Dersim'de özel savaş politikalarına karşı mücadele çağrısı
Dersim'de derinleşen özel savaş politikalarına karşı açıklama yapan Dersim Kadın Platformu ve Dersim Emek ve Demokrasi Platformu, tüm halkı ortak mücadeleye çağırdı.
Dersim Kadın Platformu ve Dersim Emek ve Demokrasi Platformu, Dersim'de süren özel savaş politikalarına karşı eyleme geçti. Sanat Sokağı'nda toplanan kitle, "Dersim onurdur, onuruna sahip çık", "Çetelere geçit vermeyeceğiz", "Jin, jiyan, azadi" sloganlarıyla Yeraltı Çarşısına yürüdü.
Burada basın metnini okuyan Songül Yıldız, Türkiye'nin uluslararası uyuşturucu ticaretinde bir transfer ülke haline geldiğini vurgulayarak, "Kaynağı belirsiz 'kara paranın' makbul sermayeye dönüştüğü, çetelerin sokak ortasında birbirini infaz ettiği, yerli çetelerin türediği ve mafyacılığın neredeyse olağan olduğu bir dönemden geçiyoruz. Yoksulluk, geleceksizlik ve umutsuzluk kıskacında genç nüfus ya Avrupa'ya göç ediyor, ya intihara sürükleniyor ya da uyuşturucu bağımlılığı ile gerçeklikten kaçmaya çalışıyor" dedi.
Kadınların toplumun en direngen kesimi olduğunu belirten Yıldız, "Ülkenin içine girdiği ekonomik ve siyasal belirsizlik, kadınları da derinden etkiliyor. Ekonomik sorunlar, geçim derdi, en temel ihtiyaçların bile karşılanamaz hale gelişinin en büyük yükünü sırtlanan kadınlar, yoksulluk ve çaresizlik girdabında umutsuzluğa mahkum ediliyor. İlimizde genç nüfus işsizlikle, kadınlar ise hem ekonomik hem de toplumsal baskılarla mücadele etmek zorunda kalıyor. Bu durum, özellikle yalnız yaşayan, maddi zorluk çeken ya da aile desteği zayıf olan kadınları daha kolay çetelerin hedefi haline getiriyor. Son yıllarda derinleşen ekonomik kriz, kadınların bu grupların ağına düşmesini kolaylaştırıyor" diye konuştu.

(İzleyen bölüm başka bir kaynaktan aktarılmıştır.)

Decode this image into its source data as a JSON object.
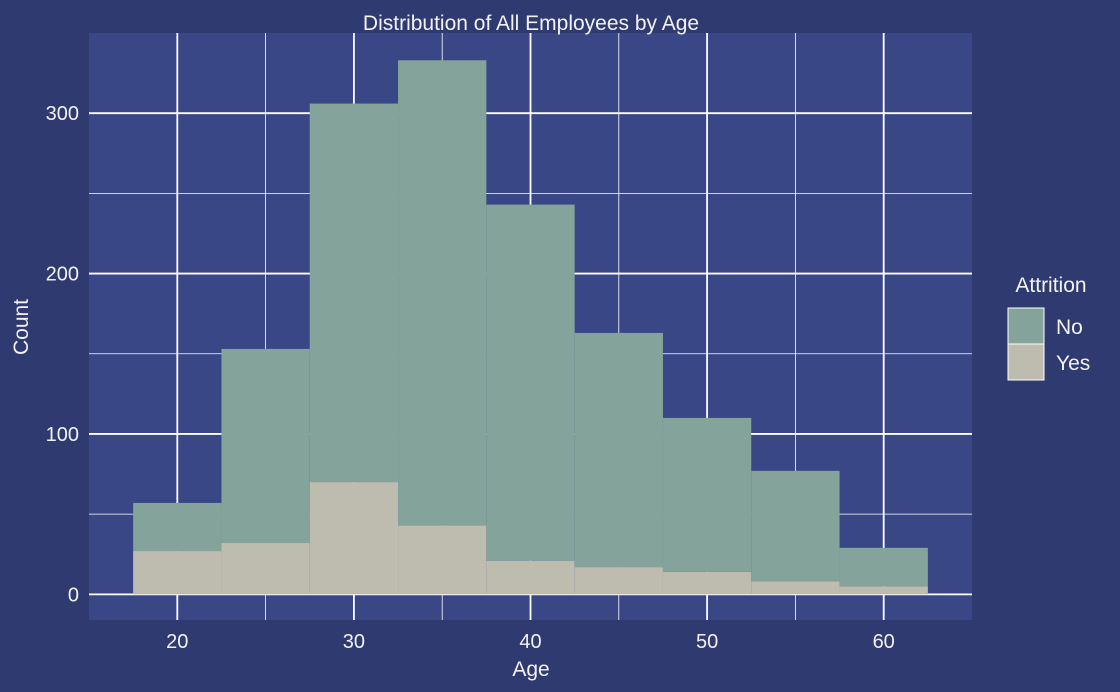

'SIRADAN BİR İHMAL OLARAK AÇIKLANAMAZ'
Dersim'de kadınların çeteler eliyle seks işçiliğine sürüklendiğini vurgulayan Yıldız, "Dersim, nüfusu küçük olmakla birlikte, uzun yıllardır güçlü bir güvenlik ve istihbarat altyapısına sahip bir il olarak bilinmektedir. Kolluk birimlerinin, istihbaratın ve askeri kurumların yoğun ve koordineli biçimde faaliyet gösterdiği bu kentte, organize bir suç faaliyeti olan fuhuş ağının ve hatta kamu görevlilerinin adının geçtiği iddia edilen ilişkiler, zincirinin uzun süre fark edilmemesi sıradan bir ihmal olarak açıklanamaz. Basına yansıyan iddialardan adeta çeteleşmiş bir yapıyla kadınların fuhşa sürüklendiği; bunun borçlandırma, iş vaadinde bulunma gibi yöntemler kullanılarak yapıldığı anlaşılmaktadır" ifadelerini kullandı.
'MÜCADELE EDEREK BU KARANLIĞI DAĞITABİLİRİZ'
Dayanışmayı büyütme çağrısında bulunan Yıldız, "Gençliğimizi ve toplumsal yapımızın korunması için tüm kişi ve kurumlara tarihi bir sorumluluk düştüğünü hatırlatmak istiyoruz. Bir çağrımızda fuhuş karanlığına itilmek istenen, yaşadığı tacize ve baskıya korktuğu için ses çıkaramayan kadınlara. Bu çürümüşlüğe mecbur değilsiniz, bu kentin demokrasi güçleri ve biz kadınlar yanınızdayız! Bir arada mücadele ettiğimiz sürece bize dayatılan bu karanlığı dağıtabiliriz" dedi.